平成10年度研究報告 VOL.48
石炭灰を用いた耐火物素地の開発
化学食品部 北川賀津一 山名一男
金沢工業大学 大橋憲太郎


 産業廃棄物の石炭灰について,窯業製品である断熱レンガ及びコーディエライト質耐火物への応用を図った。おが屑を添加することで,焼成体のかさ比重を0.99,気孔率を30%まで下げることができた。石炭灰にタルクと水酸化アルミニウムとを配合することによって,1300〜1350℃の焼成でコーディエライト素地(低膨張性素地)を作製できた。
キーワード:産業廃棄物,石炭灰,断熱レンガ,コーディエライト,低熱膨張係数

Deveropment of Refractory Body Consisting of Coal Fly Ash

Kaduichi KITAGAWA , Kazuo YAMANA and Kentarou OHASHI

 Ceramic materials for heat insulating bricks and cordierite bricks were prepared from coal fly ash as industrial waste.
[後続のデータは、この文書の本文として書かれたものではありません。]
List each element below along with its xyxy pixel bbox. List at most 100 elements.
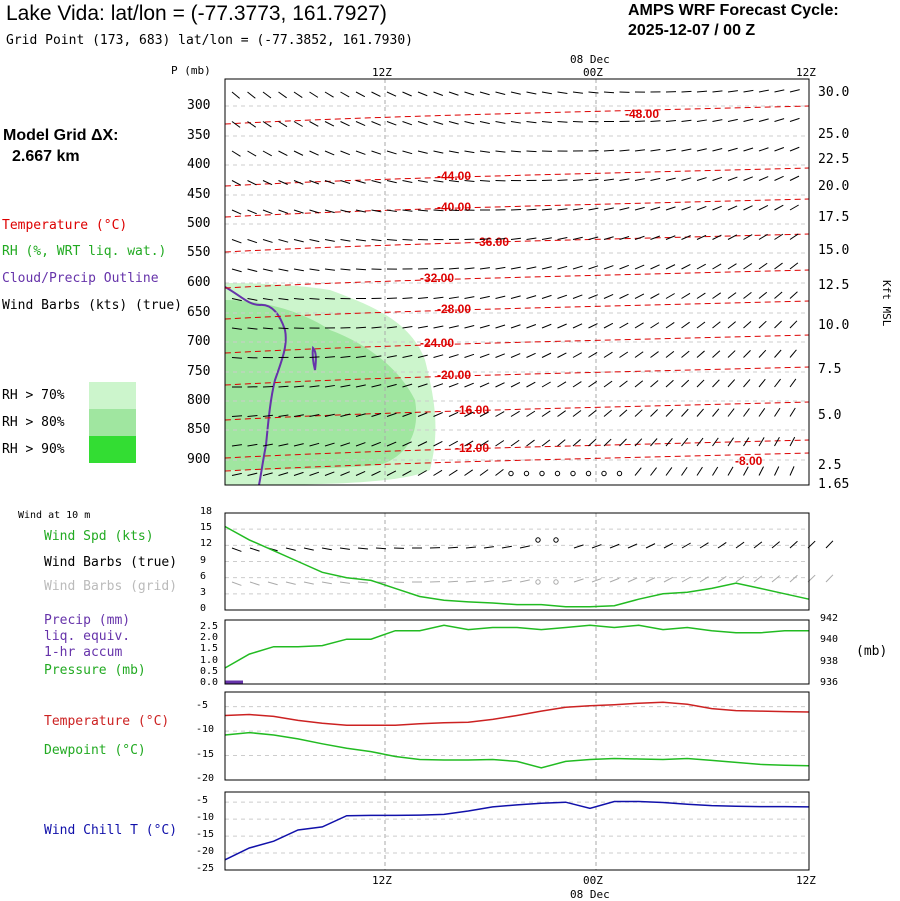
wind-barb [744,467,749,476]
wind-barb [480,383,489,387]
wind-barb [790,379,796,387]
pressure-axis-label: P (mb) [171,64,211,77]
wind-barb [434,441,443,446]
wind-barb [775,437,780,446]
wind-barb [496,122,506,124]
wind-barb [666,380,673,387]
wind-barb [775,466,779,475]
wind-barb [387,92,396,96]
wind-barb [666,322,674,328]
wind-barb [573,295,582,299]
wind-barb [527,296,537,299]
wind-barb [759,90,769,92]
wind-barb [558,440,566,446]
calm-wind-circle [586,471,590,475]
wind-barb [604,323,613,328]
wind-barb [573,180,583,181]
wind-barb [372,181,382,184]
wind-barb [713,177,722,180]
wind-barb-grid [286,582,296,584]
wind-barb [511,325,520,328]
wind-speed-line [225,527,809,607]
wind-barb [744,119,754,121]
wind-barb [790,263,798,269]
wind-barb [511,209,521,210]
wind-barb-true [610,544,619,548]
wind-barb-true [772,542,780,548]
wind-barb [744,321,751,328]
wind-barb [775,350,782,357]
wind-barb [713,148,723,151]
wind-barb-true [826,541,833,548]
wind-speed-tick-label: 0 [200,603,206,614]
top-time-label: 12Z [372,66,392,79]
wind-barb [589,208,599,210]
wind-barb [356,269,366,270]
precip-tick-label: 0.5 [200,666,218,677]
wind-barb [465,151,475,153]
wind-barb [434,355,444,358]
wind-barb [635,381,643,387]
wind-barb [542,267,552,269]
kft-tick-label: 20.0 [818,179,849,194]
calm-wind-circle [617,471,621,475]
wind-barb [728,322,736,328]
wind-barb [480,151,490,152]
wind-barb [542,209,552,210]
wind-barb [759,379,765,387]
wind-barb-grid [340,582,350,583]
bottom-time-label: 12Z [372,874,392,887]
wind-barb [232,92,240,98]
wind-barb [449,297,459,299]
wind-barb [341,240,351,242]
wind-barb [232,151,240,156]
wind-barb-grid [826,575,833,582]
wind-barb [356,122,365,126]
wind-barb [434,326,444,328]
wind-barb-grid [520,580,530,582]
wind-speed-tick-label: 12 [200,538,212,549]
wind-barb [279,328,289,329]
wind-barb [356,151,365,154]
wind-barb [418,326,428,328]
wind-barb [744,379,750,387]
wind-barb [651,150,661,151]
wind-barb [418,210,428,211]
wind-barb [418,297,428,298]
wind-barb [604,410,612,416]
wind-barb [263,151,272,156]
pressure-tick-label: 600 [187,275,210,290]
wind-barb [713,293,721,299]
wind-barb [697,206,706,210]
wind-barb [651,352,659,358]
wind-barb [589,381,597,387]
wind-barb [728,119,738,121]
wind-barb [682,293,691,298]
wind-barb [418,122,428,125]
wind-barb-grid [250,582,260,585]
wind-barb [232,210,241,214]
wind-barb [790,147,799,151]
wind-barb [310,210,320,213]
wind-barb [713,120,723,122]
calm-wind-circle [536,538,540,542]
wind-barb [620,352,628,358]
wind-barb-true [628,544,637,548]
pressure-tick-label-right: 940 [820,634,838,645]
temperature-contour-label: -32.00 [420,271,454,285]
wind-barb [279,92,287,98]
wind-barb-true [304,548,314,550]
wind-barb [558,238,568,240]
bottom-time-label: 00Z [583,874,603,887]
wind-barb [294,210,304,213]
wind-barb [372,92,381,96]
temperature-contour [225,270,809,288]
wind-barb [325,269,335,270]
wind-barb [511,92,521,94]
wind-barb [449,210,459,211]
wind-barb [651,439,658,446]
wind-barb [790,321,797,328]
wind-speed-tick-label: 6 [200,571,206,582]
wind-barb [697,178,707,181]
wind-barb-grid [322,582,332,584]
By adding saw dust to coal fly ash, the bulk density showed the value of 0.99, and the porosity got 30%.Cordierite body with low thermal expansion coefficient could be produced by firing the mixture of coal fly ash,talc and Aluminium hydroxide in the range 1300 to 1350℃.
Key Words:industrial waste, coal fly ash, heat insulating brick, cordierite body, low thermal expansion coefficient

1.緒言
 石炭灰は「大気汚染防止法」第2条に規定される「ばい煙発生施設」から発生する「ばいじん」(フライアッシュ)及び「燃えがら」(クリンカーアッシュ)として位置づけられている。また,平成3年10月に施行された「再生資源の利用の促進に関する法律」(いわゆる資源リサイクル法)では,電気事業用火力発電所から出る石炭灰は電気業の指定副産物として指定され,有効利用を促進するよう義務づけられている1)
 石川県では,火力発電所が平成7年度に七尾市に1号機が,平成10年度に2号機が営業運転を開始し,石炭灰を生じることとなった。その結果,500トン/日という大量の石炭灰が発生している。これらの廃棄物は他県のセメント原料として使用されているが,地域においてはその利用は皆無である。そこで,地域産業の発展のために、耐火断熱れんがの産地という七尾市の地域の特徴を活かした窯業原料への利用方法を検討することが必要となっている。
 コーディエライトは低熱膨張性であるために,耐スポーリング性の材質として注目されている。コーディエライトは六方晶系の結晶構造を持ち,熱によってa軸に膨張してもc軸方向に収縮するために低い熱膨張率を示す。そのために急熱急冷が繰り返される場所での使用に適している2)
 コーディエライトの作製には固相反応による方法と,ガラスから析出する方法とがある。固相反応ではコーディエライトの焼結する温度と分解し溶融する温度との差が小さいため,緻密な焼結体を得ることが困難である2)
 七尾大田火力発電所から発生する石炭灰を用いて,炭酸カリウム添加による低温焼結について検討し,耐火断熱レンガ試験片を試作しその評価を進めてきた3)。本研究では耐火断熱レンガとして,JIS R2611で分類されているB類2種を目標とした。断熱性能を持たせるため石炭灰におが屑を混合して焼成を行った。更に石炭灰が主にガラス質からなることに注目して,水酸化アルミニウムとタルクとの固相反応からコーディエライト素地の作製を試みた。

2.実験
2.1 石炭灰原料
 石炭灰の主成分はシリカとアルミナであり,この無機質で全体の70〜80%を占めている。その他は少量の酸化第二鉄,酸化カルシウム,微量の酸化マグネシウム等である。構成相としては石英,ムライト及びガラスからなっていた。

2.2 断熱レンガ試験片の作製
 断熱レンガ試験片は以下の方法で作製した。石炭灰に炭酸カリウムを2wt%,可塑性を補うためにグルカンを1.0wt%,更におが屑を加えビニール袋中で乾式混合後,水を加え含水率29%に調製し練土を作製した。試験片はプレス成形した後,炉底昇降式電気炉にて1000℃で焼成した。

2.3 コーディエライト素地の作製法
 石炭灰100gに対して水酸化アルミニウムを63g,タルクを70g秤量した。さらにグルカンを石炭灰に対して2wt%加えボールミルで乾式混合した。その後,水を加え十分に混練し,約2日間40℃で熟成した。この試料を42メッシュの篩で篩った後,プレス成形を行った。試験片を350℃と550℃で脱脂した後,1000〜1450℃の温度範囲で電気炉を用いて焼成した。

2.4 物性評価
 焼成した試験片のかさ比重、収縮率、吸水率を測定した。物性測定についてはJIS R1601に準拠した曲げ強度,粉末X線回折分析,示差熱重量分析,熱膨張測定,走査型電子顕微鏡観察を行った。